Imaging Analysis & Live Cell Imaging
Live-cell imaging and analysis offer scientists the ability to study dynamic cellular events in real time, providing unique insights into cellular processes that traditional methods, such as PCR, flow cytometry, immunocytochemistry, and tissue staining with antibodies, cannot capture. Unlike these techniques, which provide static snapshots of cellular events, live-cell imaging allows for continuous observation of cellular behaviors, interactions, and changes over time. Recent advancements in camera technology, live-cell fluorescent dyes, fluorescent proteins, video compression, and time-lapse microscopy have greatly enhanced our capacity to visualize and analyze living cells, as well as their intercellular interactions and subcellular processes, with exceptional detail and precision. These advancements have revolutionized the study of cellular dynamics in a variety of research fields.
Overview
Live-cell Imaging Systems
A variety of techniques are used to visualize the complex structures and behavior of cells. In static analyses, cells are fixed and stained, which requires killing the cells and therefore capturing a single instant in cellular time. While static techniques are suitable for some applications, they do not provide insight into cellular activities. Dynamic, live-cell approaches facilitate the visualization of structure, behavior, or composition in live cells, without traditional staining. These techniques are ideal for applications that must mimic in vivo conditions, as well as for developing predictive assays for drug screening.
Live-cell imaging systems use advanced optics, environmental control, and reagents that permit long-term studies of mammalian, bacterial, and yeast cells. Culture and imaging systems that also employ microfluidics allow precise control of the culture microenvironment, like flow, gas mixture, and temperature, while limiting physical stress to cells. Live-cell imaging and analysis is suited to a range of applications, including hypoxia, cell migration, 3D cell culture, cytoskeletal dynamics, and protein trafficking. Advanced systems automate culture conditions, administration and withdrawal of treatments, and imaging intervals to create images that may be presented as still images or video data.
Live-cell Imaging Reagents
Live-cell imaging media and supplements are designed to protect cells from light-induced cellular damage during time-lapse experiments. These reagents are also formulated to have low autofluorescence and photobleaching, which dramatically enhances the quality of fluorescent live-cell images.
A variety of live-cell staining dyes are available to study the dynamic processes of live cells. Live-cell fluorescent organelle dyes permit the selective staining of specific organelles, such as the cell membrane, nucleus, cytoplasm, mitochondria, lysosomes, endoplasmic reticulum (ER), Golgi apparatus, and cytoskeleton proteins, all without increased cytotoxicity. Using organelle dyes as counterstains in live-cell imaging is also useful in functional studies.

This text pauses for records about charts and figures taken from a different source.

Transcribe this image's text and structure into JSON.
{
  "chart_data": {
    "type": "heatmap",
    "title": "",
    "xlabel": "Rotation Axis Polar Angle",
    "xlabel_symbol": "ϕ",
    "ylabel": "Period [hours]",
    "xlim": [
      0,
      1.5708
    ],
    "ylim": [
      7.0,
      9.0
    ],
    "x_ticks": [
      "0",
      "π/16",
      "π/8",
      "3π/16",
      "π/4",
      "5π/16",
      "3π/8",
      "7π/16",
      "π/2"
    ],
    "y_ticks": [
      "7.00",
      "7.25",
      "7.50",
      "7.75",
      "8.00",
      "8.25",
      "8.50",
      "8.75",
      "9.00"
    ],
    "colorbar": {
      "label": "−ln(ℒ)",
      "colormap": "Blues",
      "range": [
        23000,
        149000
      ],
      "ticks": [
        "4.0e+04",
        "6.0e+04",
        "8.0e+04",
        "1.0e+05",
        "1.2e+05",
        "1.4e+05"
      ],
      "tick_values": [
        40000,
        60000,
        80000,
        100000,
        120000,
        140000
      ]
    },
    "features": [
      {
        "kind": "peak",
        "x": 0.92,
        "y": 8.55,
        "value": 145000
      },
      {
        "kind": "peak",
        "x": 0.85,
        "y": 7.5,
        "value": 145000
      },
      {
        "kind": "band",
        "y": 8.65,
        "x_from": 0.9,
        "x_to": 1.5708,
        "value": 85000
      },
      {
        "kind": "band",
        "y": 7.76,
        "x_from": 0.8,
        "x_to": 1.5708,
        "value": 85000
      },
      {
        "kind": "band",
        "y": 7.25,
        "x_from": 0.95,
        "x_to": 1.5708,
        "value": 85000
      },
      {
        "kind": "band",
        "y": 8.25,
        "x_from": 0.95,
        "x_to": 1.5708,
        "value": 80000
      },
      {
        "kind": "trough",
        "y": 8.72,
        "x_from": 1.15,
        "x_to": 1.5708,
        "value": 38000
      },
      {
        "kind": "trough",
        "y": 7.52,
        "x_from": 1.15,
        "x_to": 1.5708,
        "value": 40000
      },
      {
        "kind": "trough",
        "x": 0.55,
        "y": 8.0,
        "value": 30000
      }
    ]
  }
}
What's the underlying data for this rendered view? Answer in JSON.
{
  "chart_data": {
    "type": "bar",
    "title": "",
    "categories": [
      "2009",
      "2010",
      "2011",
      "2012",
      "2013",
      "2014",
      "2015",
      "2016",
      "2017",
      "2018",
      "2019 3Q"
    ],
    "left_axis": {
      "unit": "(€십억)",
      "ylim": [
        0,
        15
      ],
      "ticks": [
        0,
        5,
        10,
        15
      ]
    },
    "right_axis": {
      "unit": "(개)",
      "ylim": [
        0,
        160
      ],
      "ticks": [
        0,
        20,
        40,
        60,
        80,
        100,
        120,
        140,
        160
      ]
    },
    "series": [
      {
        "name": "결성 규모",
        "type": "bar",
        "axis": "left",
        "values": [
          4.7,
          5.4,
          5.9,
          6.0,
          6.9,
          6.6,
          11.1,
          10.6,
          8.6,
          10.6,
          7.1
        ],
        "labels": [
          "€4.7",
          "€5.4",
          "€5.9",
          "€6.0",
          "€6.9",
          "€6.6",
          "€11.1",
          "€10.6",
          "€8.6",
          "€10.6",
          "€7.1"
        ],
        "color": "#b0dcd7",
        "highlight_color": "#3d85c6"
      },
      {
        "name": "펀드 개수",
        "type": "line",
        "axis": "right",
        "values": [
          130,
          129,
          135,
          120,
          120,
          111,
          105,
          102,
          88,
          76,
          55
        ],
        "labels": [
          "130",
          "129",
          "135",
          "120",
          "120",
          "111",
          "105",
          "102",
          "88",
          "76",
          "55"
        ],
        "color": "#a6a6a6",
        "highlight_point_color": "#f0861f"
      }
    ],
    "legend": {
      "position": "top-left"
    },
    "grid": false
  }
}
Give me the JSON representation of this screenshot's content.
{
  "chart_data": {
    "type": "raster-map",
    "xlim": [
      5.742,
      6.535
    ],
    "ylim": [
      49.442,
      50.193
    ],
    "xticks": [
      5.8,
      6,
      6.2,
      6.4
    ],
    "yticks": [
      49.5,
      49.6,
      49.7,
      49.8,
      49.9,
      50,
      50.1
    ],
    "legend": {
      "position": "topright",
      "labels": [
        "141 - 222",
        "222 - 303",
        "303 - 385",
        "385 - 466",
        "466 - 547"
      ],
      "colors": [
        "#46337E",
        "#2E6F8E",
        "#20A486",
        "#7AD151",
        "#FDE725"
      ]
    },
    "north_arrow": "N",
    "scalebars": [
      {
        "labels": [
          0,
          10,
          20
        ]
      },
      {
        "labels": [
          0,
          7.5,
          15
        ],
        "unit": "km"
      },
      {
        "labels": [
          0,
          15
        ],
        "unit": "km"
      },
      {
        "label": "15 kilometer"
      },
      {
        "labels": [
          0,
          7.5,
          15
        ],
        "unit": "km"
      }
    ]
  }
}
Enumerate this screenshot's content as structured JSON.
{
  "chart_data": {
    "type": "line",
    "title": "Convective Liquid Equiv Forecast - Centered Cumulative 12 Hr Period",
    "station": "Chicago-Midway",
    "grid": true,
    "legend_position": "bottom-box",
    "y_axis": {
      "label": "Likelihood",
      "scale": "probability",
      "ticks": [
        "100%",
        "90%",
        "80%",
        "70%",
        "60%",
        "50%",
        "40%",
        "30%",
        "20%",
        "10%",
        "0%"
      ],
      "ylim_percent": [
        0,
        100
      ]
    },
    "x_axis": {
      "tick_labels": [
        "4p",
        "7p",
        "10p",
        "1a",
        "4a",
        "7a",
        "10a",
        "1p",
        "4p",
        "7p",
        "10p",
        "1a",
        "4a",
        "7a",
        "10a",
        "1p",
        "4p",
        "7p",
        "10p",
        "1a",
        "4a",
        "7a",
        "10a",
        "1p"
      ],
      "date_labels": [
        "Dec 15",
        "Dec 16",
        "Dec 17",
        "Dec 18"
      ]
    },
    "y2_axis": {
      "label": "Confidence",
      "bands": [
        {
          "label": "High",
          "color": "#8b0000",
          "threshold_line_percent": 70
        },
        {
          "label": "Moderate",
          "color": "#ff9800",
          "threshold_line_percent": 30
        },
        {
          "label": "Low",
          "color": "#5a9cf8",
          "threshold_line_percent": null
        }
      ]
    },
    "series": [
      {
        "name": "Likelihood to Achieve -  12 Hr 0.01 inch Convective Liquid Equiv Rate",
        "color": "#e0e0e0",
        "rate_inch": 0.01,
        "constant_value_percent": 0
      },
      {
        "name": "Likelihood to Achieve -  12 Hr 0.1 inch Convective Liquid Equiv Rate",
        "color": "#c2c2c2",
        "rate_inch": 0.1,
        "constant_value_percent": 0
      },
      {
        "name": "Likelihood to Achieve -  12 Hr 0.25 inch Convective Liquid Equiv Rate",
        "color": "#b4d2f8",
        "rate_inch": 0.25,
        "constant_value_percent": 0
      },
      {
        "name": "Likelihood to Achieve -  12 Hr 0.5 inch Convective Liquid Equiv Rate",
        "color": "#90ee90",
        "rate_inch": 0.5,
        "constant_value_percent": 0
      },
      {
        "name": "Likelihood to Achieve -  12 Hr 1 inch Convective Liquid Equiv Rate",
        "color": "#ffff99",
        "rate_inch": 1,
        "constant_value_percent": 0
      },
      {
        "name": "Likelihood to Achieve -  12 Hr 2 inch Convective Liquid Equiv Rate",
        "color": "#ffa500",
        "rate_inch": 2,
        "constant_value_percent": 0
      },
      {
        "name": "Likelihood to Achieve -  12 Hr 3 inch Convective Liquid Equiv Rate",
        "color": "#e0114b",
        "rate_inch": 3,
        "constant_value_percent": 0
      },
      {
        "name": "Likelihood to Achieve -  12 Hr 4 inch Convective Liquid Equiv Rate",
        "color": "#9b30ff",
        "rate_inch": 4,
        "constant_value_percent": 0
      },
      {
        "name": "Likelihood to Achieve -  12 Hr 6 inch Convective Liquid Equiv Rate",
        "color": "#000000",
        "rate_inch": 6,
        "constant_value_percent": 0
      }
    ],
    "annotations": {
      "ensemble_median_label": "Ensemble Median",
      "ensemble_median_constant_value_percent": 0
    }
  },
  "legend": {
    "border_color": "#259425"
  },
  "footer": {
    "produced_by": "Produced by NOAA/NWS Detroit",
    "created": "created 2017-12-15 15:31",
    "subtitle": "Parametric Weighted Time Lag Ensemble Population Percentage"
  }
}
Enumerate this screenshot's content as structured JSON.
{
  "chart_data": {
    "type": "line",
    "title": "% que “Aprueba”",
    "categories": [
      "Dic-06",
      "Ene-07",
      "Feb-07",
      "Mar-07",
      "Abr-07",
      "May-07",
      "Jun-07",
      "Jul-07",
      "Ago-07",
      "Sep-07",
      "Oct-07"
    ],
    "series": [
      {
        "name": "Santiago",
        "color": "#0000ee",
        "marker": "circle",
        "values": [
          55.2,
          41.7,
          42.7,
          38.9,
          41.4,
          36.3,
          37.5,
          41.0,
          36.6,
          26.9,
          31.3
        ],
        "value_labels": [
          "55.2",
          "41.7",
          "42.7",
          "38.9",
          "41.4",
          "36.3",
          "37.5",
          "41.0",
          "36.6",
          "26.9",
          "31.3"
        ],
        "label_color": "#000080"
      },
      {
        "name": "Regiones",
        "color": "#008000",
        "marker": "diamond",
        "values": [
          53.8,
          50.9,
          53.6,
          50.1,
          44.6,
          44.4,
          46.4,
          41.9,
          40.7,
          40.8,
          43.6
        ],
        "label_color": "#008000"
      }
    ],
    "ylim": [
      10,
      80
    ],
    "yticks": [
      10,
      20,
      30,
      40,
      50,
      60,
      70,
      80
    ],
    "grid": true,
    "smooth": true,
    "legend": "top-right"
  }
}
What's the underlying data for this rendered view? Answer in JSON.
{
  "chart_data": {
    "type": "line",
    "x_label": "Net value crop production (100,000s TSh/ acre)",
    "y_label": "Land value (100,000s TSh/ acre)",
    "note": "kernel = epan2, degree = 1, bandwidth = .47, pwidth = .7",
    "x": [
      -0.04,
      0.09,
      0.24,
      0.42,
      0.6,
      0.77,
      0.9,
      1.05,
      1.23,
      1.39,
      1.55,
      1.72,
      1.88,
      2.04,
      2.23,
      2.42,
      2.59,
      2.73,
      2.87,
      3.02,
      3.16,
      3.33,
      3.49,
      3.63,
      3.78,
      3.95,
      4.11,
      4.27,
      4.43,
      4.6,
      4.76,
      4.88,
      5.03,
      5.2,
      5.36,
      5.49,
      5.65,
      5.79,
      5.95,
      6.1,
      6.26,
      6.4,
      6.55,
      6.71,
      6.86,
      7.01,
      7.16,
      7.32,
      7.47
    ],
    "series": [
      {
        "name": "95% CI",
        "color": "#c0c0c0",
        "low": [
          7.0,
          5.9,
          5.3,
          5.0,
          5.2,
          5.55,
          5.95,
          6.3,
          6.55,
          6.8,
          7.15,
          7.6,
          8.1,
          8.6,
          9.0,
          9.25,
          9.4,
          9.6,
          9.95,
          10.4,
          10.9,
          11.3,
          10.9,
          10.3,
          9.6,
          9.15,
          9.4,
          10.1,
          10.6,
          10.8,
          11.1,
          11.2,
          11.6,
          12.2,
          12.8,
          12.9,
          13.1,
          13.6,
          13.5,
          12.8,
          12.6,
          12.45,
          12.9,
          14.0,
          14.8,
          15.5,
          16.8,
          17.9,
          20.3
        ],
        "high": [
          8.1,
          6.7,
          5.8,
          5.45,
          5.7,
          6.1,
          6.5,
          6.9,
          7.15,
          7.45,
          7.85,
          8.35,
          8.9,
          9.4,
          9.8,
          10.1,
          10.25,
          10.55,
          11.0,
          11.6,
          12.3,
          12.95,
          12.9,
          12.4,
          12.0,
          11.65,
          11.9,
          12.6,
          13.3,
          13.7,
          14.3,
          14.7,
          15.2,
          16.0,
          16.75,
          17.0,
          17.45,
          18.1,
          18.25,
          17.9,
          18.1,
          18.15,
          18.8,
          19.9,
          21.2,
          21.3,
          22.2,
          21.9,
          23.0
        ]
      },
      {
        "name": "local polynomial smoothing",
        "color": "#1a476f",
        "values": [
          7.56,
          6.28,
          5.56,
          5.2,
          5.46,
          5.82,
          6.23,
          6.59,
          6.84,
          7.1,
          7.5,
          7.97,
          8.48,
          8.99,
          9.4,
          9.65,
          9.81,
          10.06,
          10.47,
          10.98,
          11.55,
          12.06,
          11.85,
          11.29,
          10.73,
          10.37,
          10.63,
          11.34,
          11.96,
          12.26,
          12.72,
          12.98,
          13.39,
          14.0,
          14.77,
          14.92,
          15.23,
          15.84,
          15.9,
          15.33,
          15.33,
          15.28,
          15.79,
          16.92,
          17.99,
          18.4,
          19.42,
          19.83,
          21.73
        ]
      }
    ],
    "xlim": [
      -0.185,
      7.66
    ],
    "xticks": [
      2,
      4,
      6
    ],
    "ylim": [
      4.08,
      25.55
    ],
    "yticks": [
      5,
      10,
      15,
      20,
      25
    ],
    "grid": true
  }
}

Biosensors with GFP and RFP
Biosensors with GFP and RFP can be used to detect a specific protein as well as the subcellular location of that protein within live cells by either fluorescent microscopy or time-lapse video capture. Lentiviral vector systems are a popular tool for introducing genes and gene products into cells, with many advantages over chemical-based transfection. Beyond organelle detection, cell-permeable live-cell dyes are used for applications such as apoptosis detection, cell viability, cell health, hypoxia, reactive oxygen species studies, calcium indicator imaging, and neural or stem cell experiments.